La direction de FMM a donc indiqué qu'elle était dans l'obligation de réaliser des économies sur certaines de ses missions , et donc de revoir la couverture internationale du groupe à la baisse, pour assumer l'effort budgétaire demandé sans remettre en cause l'équilibre des comptes. Elle a ainsi émis l'hypothèse de supprimer une rédaction en langue régionale, telle que celle en swahili basée en Tanzanie, et de dénoncer l'accord avec Time Warner Cable qui permet la diffusion de France 24 à New York et Los Angeles.

Votre rapporteur spécial tient à souligner l'importance de préserver l'exercice des missions de France médias monde dans un contexte international où la solidité et la crédibilité de l'outil audiovisuel extérieur sont un atout pour la diplomatie d'influence française . Il est donc nécessaire, avant d'envisager des hypothèses de retrait de France Médias Monde de certaines de ses missions, de laisser au groupe le temps utile pour l'évaluation de mesures d'économies et pour une réflexion stratégique, alors que la diminution de la dotation a été annoncée très tardivement par le nouveau Gouvernement. Par conséquent, il proposera un amendement destiné à compenser la perte de recettes de 1,9 million d'euros prévue par le présent projet de loi de finances.

TV5 Monde est quant à elle dotée de 77,4 millions d'euros HT, en diminution de 1 million d'euros par rapport à 2017 . La société continue de subir les conséquences financières de la cyberattaque du 8 avril 2015 , estimées à environ 3 millions d'euros par an.

3. Des crédits globalement préservés pour Arte France et l'INA

La participation de Arte France et de l'Institut national de l'audiovisuel (INA) à l'effort budgétaire demandé par le Gouvernement dans le projet de loi de finances pour 2018 ne devrait pas remettre en cause l'exercice par ces sociétés de leurs missions, ni l'équilibre de leurs comptes .

L'effort demandé à Arte France est moindre puisque la dotation qui lui est allouée par le présent projet de loi de finances est en augmentation par rapport à 2017 , de 5,2 millions d'euros, et s'élève à 279,5 millions d'euros HT. Ce montant est en retrait par rapport à la prévision du contrat d'objectifs et de moyens signé le 12 janvier 2017 pour la période 2017-2021, mais la mobilisation du report à nouveau d'un montant de 2,4 millions d'euros devrait permettre à Arte de poursuivre les investissements dans les programmes , conformément au COM.

À nouveau en 2018, les comptes d'Arte France sont prévus à l'équilibre .

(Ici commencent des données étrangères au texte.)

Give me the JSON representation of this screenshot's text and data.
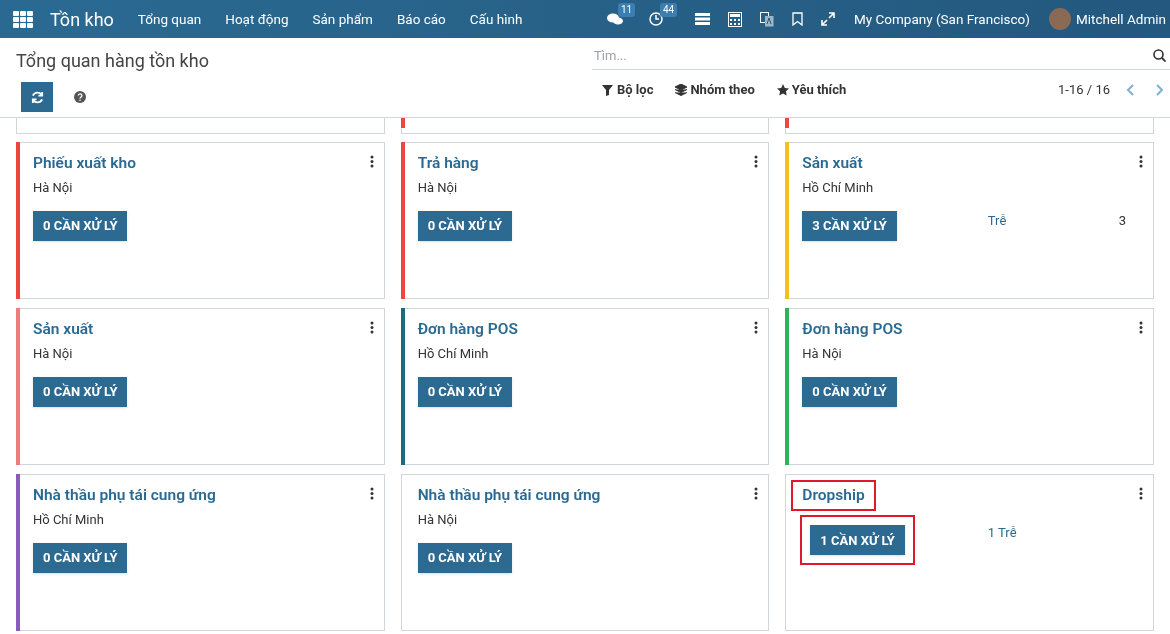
{
  "navbar": {
    "app_title": "Tồn kho",
    "menu": [
      "Tổng quan",
      "Hoạt động",
      "Sản phẩm",
      "Báo cáo",
      "Cấu hình"
    ],
    "messages_badge": "11",
    "activities_badge": "44",
    "company": "My Company (San Francisco)",
    "user": "Mitchell Admin"
  },
  "control_panel": {
    "title": "Tổng quan hàng tồn kho",
    "search": {
      "placeholder": "Tìm..."
    },
    "filters": [
      "Bộ lọc",
      "Nhóm theo",
      "Yêu thích"
    ],
    "pager": "1-16 / 16"
  },
  "cut_cards": [
    {
      "kind": "plain"
    },
    {
      "kind": "striped",
      "color": "#f0453a"
    },
    {
      "kind": "striped",
      "color": "#f0453a"
    }
  ],
  "cards": [
    {
      "title": "Phiếu xuất kho",
      "warehouse": "Hà Nội",
      "button": "0 CẦN XỬ LÝ",
      "color": "#f0453a",
      "highlighted": false
    },
    {
      "title": "Trả hàng",
      "warehouse": "Hà Nội",
      "button": "0 CẦN XỬ LÝ",
      "color": "#f0453a",
      "highlighted": false
    },
    {
      "title": "Sản xuất",
      "warehouse": "Hồ Chí Minh",
      "button": "3 CẦN XỬ LÝ",
      "color": "#f4c01a",
      "late_label": "Trễ",
      "late_count": "3",
      "highlighted": false
    },
    {
      "title": "Sản xuất",
      "warehouse": "Hà Nội",
      "button": "0 CẦN XỬ LÝ",
      "color": "#ec7e7e",
      "highlighted": false
    },
    {
      "title": "Đơn hàng POS",
      "warehouse": "Hồ Chí Minh",
      "button": "0 CẦN XỬ LÝ",
      "color": "#1f6a7c",
      "highlighted": false
    },
    {
      "title": "Đơn hàng POS",
      "warehouse": "Hà Nội",
      "button": "0 CẦN XỬ LÝ",
      "color": "#2fb458",
      "highlighted": false
    },
    {
      "title": "Nhà thầu phụ tái cung ứng",
      "warehouse": "Hồ Chí Minh",
      "button": "0 CẦN XỬ LÝ",
      "color": "#8a5bbf",
      "highlighted": false
    },
    {
      "title": "Nhà thầu phụ tái cung ứng",
      "warehouse": "Hà Nội",
      "button": "0 CẦN XỬ LÝ",
      "highlighted": false
    },
    {
      "title": "Dropship",
      "button": "1 CẦN XỬ LÝ",
      "late_label": "1 Trễ",
      "highlighted": true
    }
  ]
}
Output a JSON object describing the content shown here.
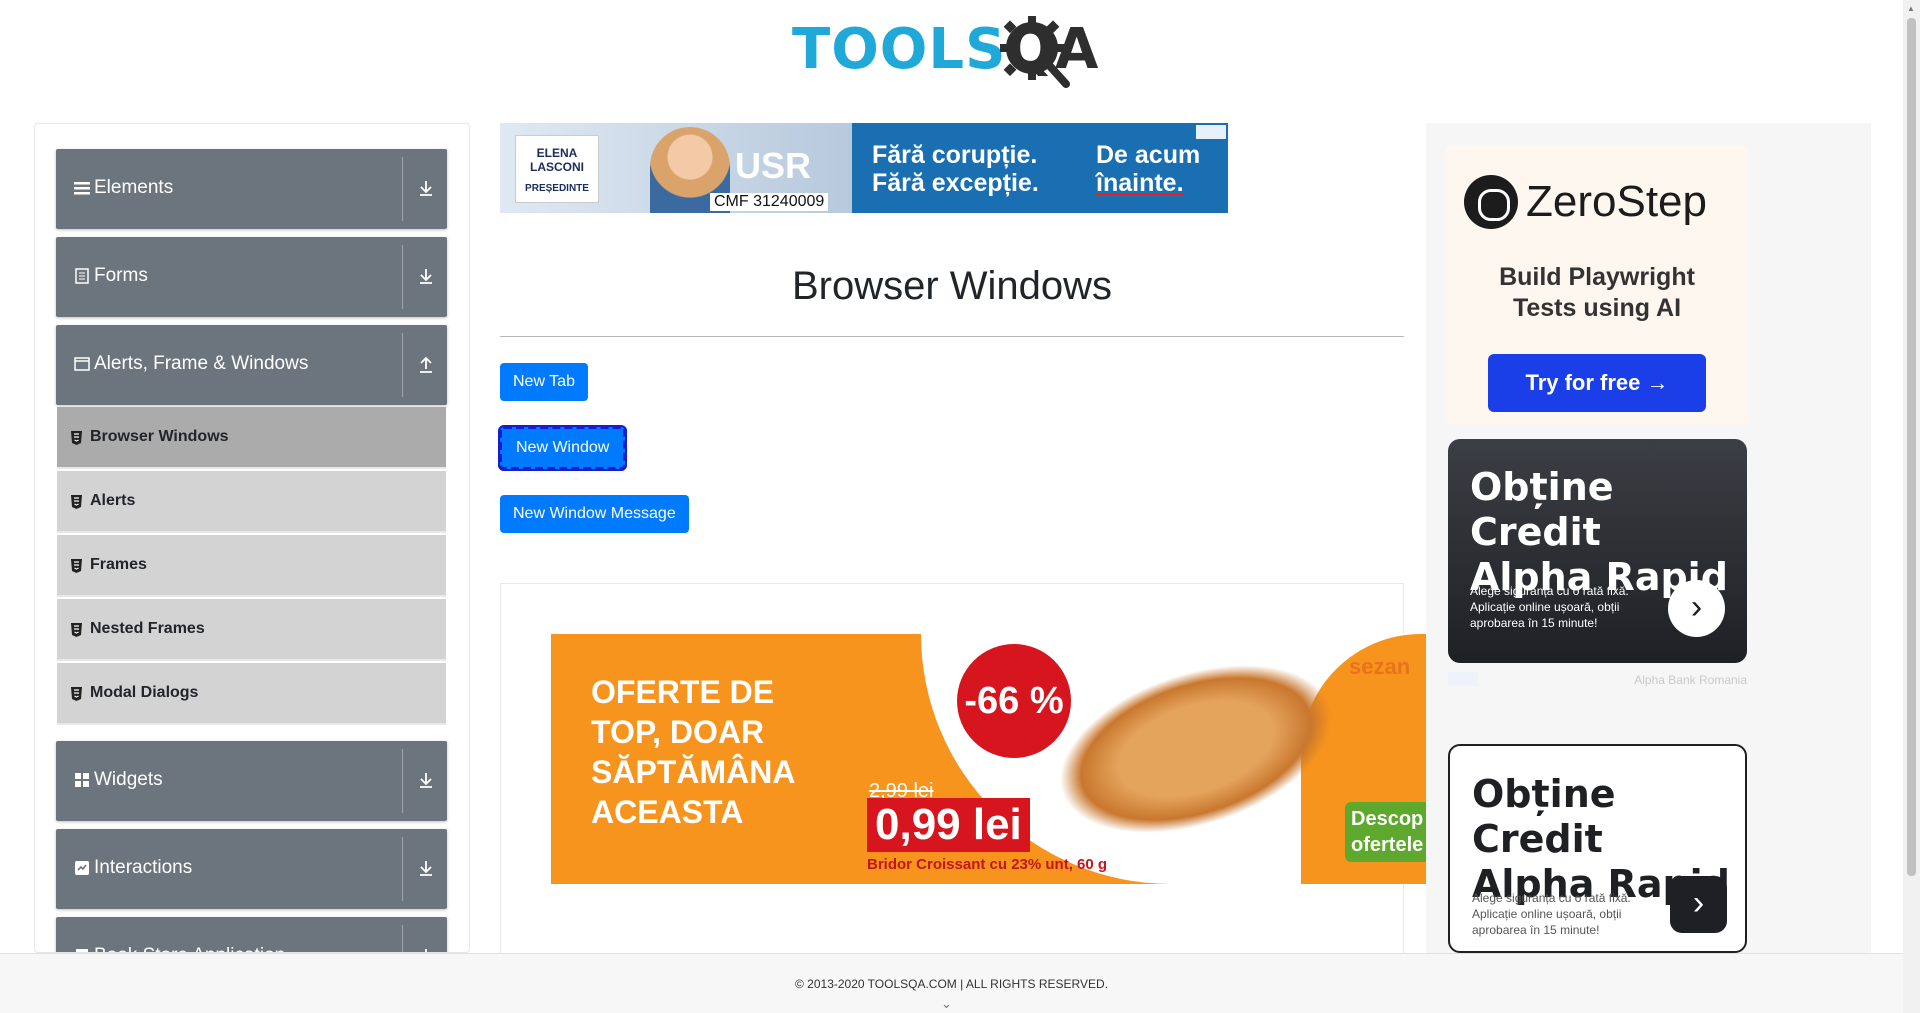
{
  "logo": {
    "part1": "TOOLS",
    "part2": "QA"
  },
  "sidebar": {
    "groups": [
      {
        "label": "Elements",
        "icon": "hamburger-icon",
        "arrow": "download-arrow-icon"
      },
      {
        "label": "Forms",
        "icon": "document-icon",
        "arrow": "download-arrow-icon"
      },
      {
        "label": "Alerts, Frame & Windows",
        "icon": "window-icon",
        "arrow": "upload-arrow-icon"
      },
      {
        "label": "Widgets",
        "icon": "widgets-icon",
        "arrow": "download-arrow-icon"
      },
      {
        "label": "Interactions",
        "icon": "interactions-icon",
        "arrow": "download-arrow-icon"
      },
      {
        "label": "Book Store Application",
        "icon": "book-icon",
        "arrow": "download-arrow-icon"
      }
    ],
    "sub_items": [
      {
        "label": "Browser Windows",
        "active": true
      },
      {
        "label": "Alerts",
        "active": false
      },
      {
        "label": "Frames",
        "active": false
      },
      {
        "label": "Nested Frames",
        "active": false
      },
      {
        "label": "Modal Dialogs",
        "active": false
      }
    ]
  },
  "top_ad": {
    "name_line1": "ELENA",
    "name_line2": "LASCONI",
    "role": "PREȘEDINTE",
    "party": "USR",
    "code": "CMF 31240009",
    "slogan1": "Fără corupție.",
    "slogan2": "Fără excepție.",
    "slogan3": "De acum",
    "slogan4": "înainte."
  },
  "main": {
    "title": "Browser Windows",
    "buttons": {
      "new_tab": "New Tab",
      "new_window": "New Window",
      "new_window_message": "New Window Message"
    }
  },
  "mid_ad": {
    "headline_lines": [
      "OFERTE DE",
      "TOP, DOAR",
      "SĂPTĂMÂNA",
      "ACEASTA"
    ],
    "discount": "-66 %",
    "old_price": "2,99 lei",
    "new_price": "0,99 lei",
    "product": "Bridor Croissant cu 23% unt, 60 g",
    "brand": "sezan",
    "cta": "Descop ofertele"
  },
  "right_ads": {
    "zerostep": {
      "name": "ZeroStep",
      "tagline1": "Build Playwright",
      "tagline2": "Tests using AI",
      "button": "Try for free →"
    },
    "alpha1": {
      "title1": "Obține Credit",
      "title2": "Alpha Rapid",
      "text": "Alege siguranța cu o rată fixă. Aplicație online ușoară, obții aprobarea în 15 minute!",
      "go": "›"
    },
    "owner": "Alpha Bank Romania",
    "alpha2": {
      "title1": "Obține Credit",
      "title2": "Alpha Rapid",
      "text": "Alege siguranța cu o rată fixă. Aplicație online ușoară, obții aprobarea în 15 minute!",
      "go": "›"
    }
  },
  "footer": {
    "text": "© 2013-2020 TOOLSQA.COM | ALL RIGHTS RESERVED."
  },
  "colors": {
    "primary": "#007bff",
    "sidebar_group": "#6c757d",
    "sub_item": "#d3d3d3",
    "sub_item_active": "#ababab"
  }
}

La dotation publique de l'Institut national de l'audiovisuel s'élève pour 2018 à 88,6 millions d'euros HT, ce montant étant en diminution de 0,4 million d'euros par rapport à la loi de finances pour 2017. Cette baisse des crédits de l'institut devrait intégralement porter sur la dotation de fonctionnement, sans remise en cause des engagements pris dans le contrat d'objectifs et de moyens du 21 décembre 2015 et relatifs à la trajectoire financière de l'INA. De même, la maîtrise des charges de personnels et des charges d'exploitation devrait être maintenue dans le cadre fixé par ce contrat.

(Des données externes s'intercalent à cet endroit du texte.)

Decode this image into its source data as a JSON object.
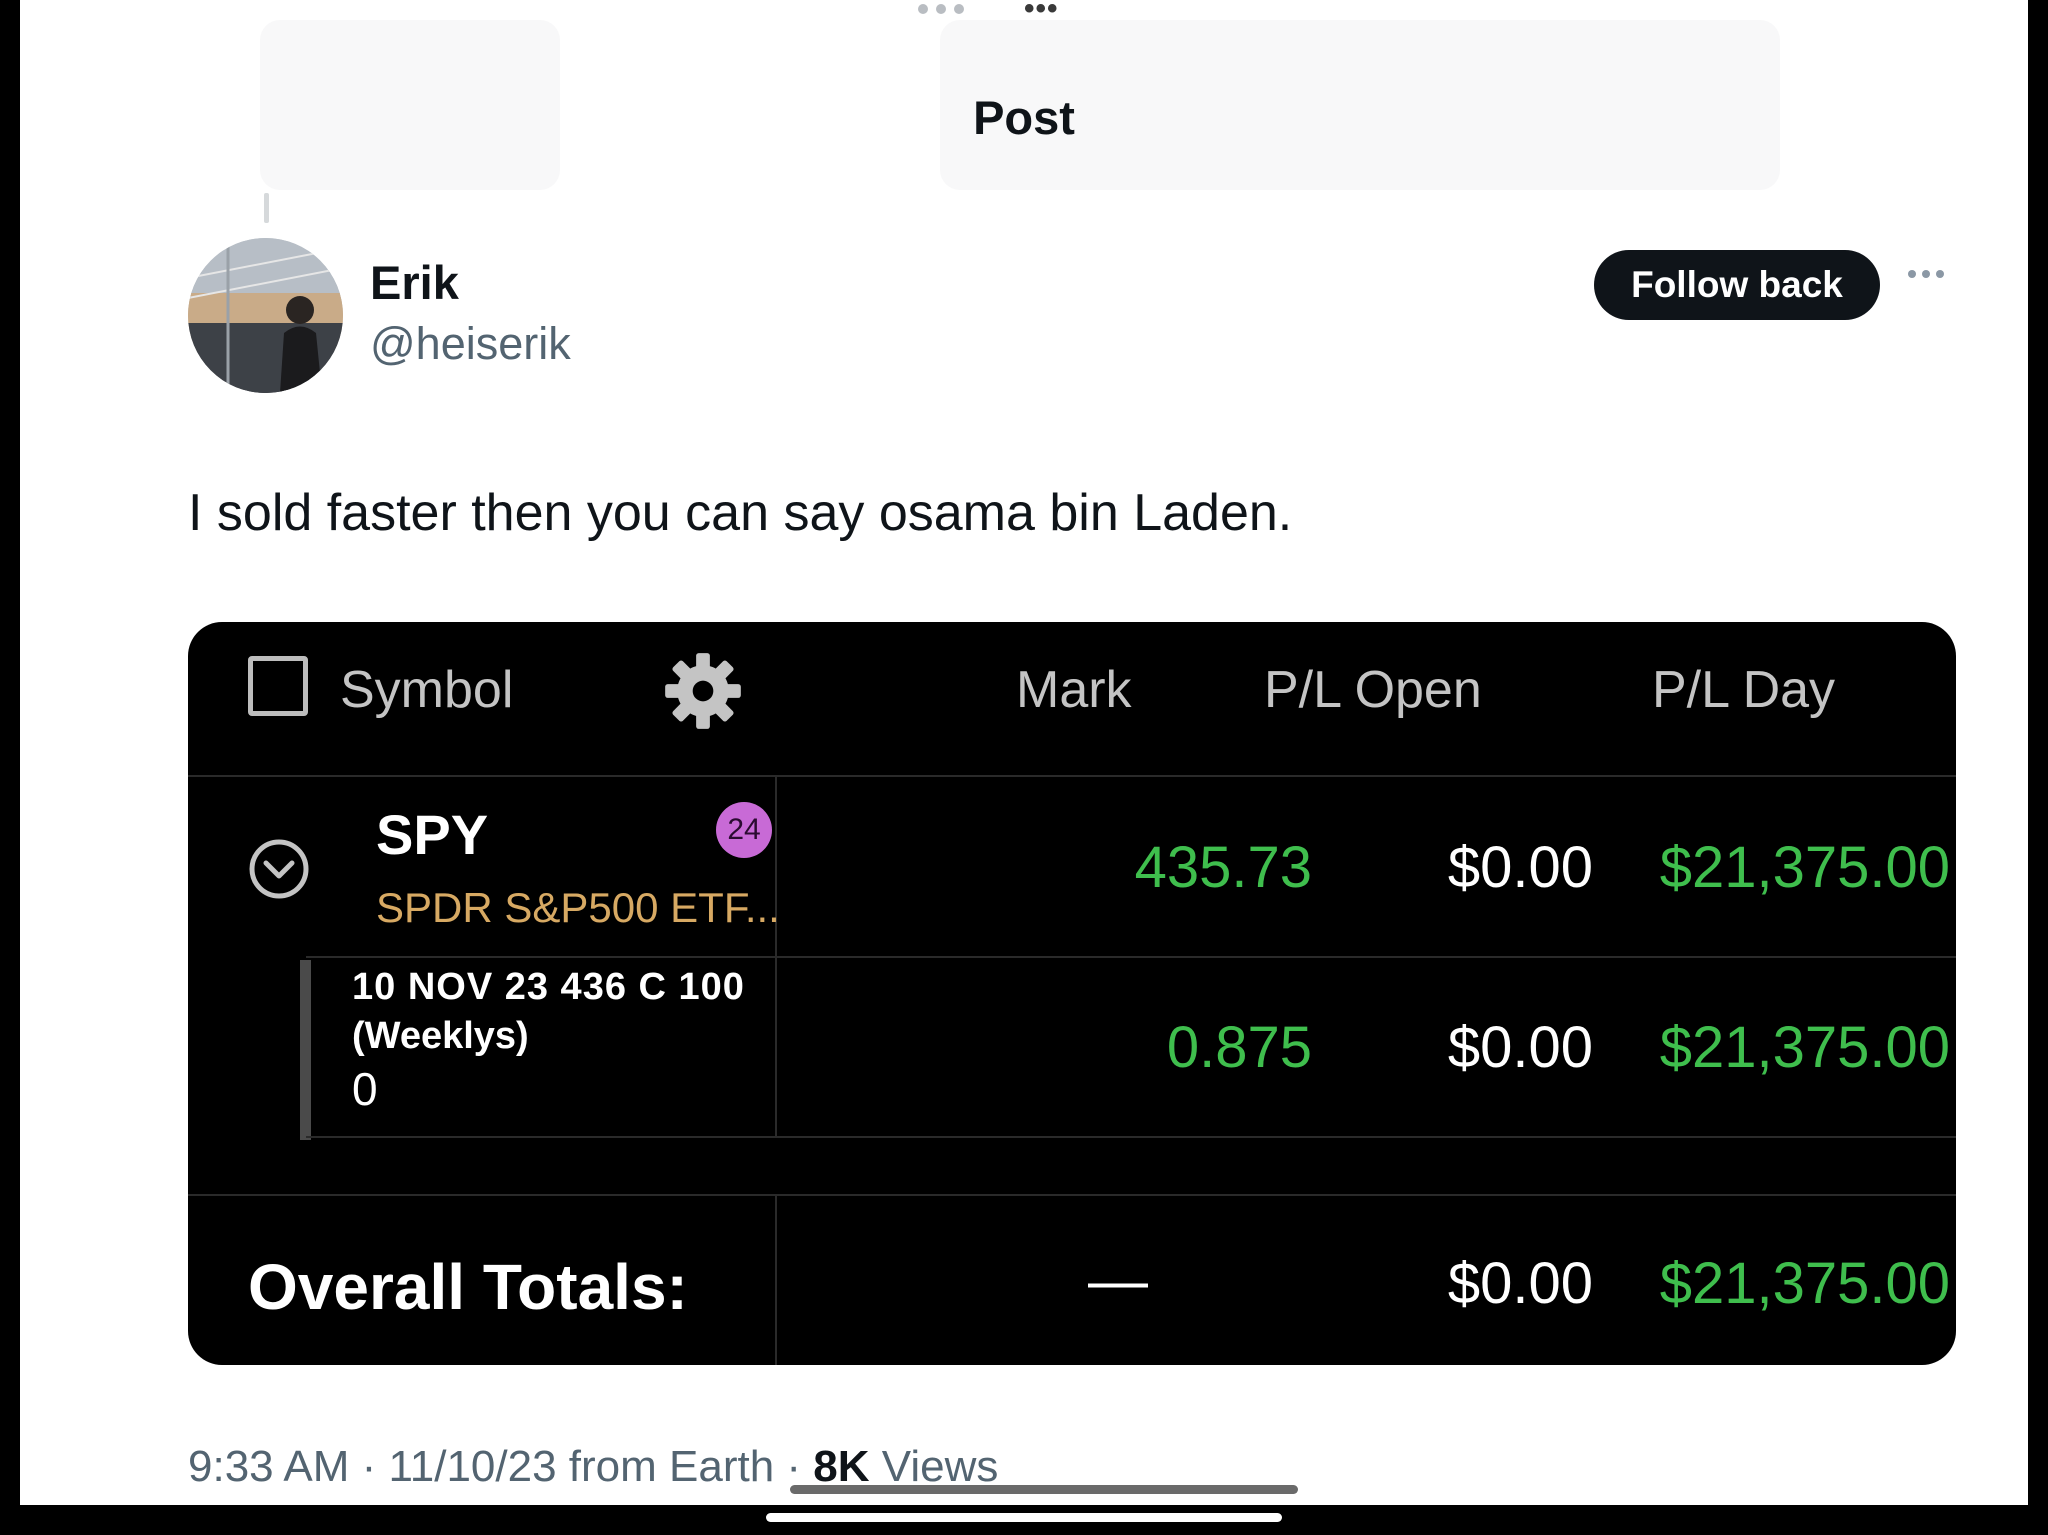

Le projet immobilier sur le site de Bry-sur-Marne se poursuivra en 2018. Il prévoit le relogement d'une partie des services, qui occupent actuellement un immeuble en location, dans une extension des locaux dont l'INA est déjà propriétaire, ainsi que la rénovation de ces immeubles. Le coût de ce projet s'élève à 25,78 millions d'euros HT et fait l'objet d'un financement par l'INA sur quatre ans. Les travaux doivent s'achever en 2020.


* 14 Audition du mercredi 25 octobre 2017 sur le projet de loi de finances pour 2018.

* 15 Art. 9 du cahier des charges de la société nationale de programme France Télévisions.

* 16 Cour des comptes, « France Télévisions - Mieux gérer l'entreprise, accélérer les réformes », Rapport public thématique, octobre 2016.

* 17 Audition du 25 octobre 2017 précitée.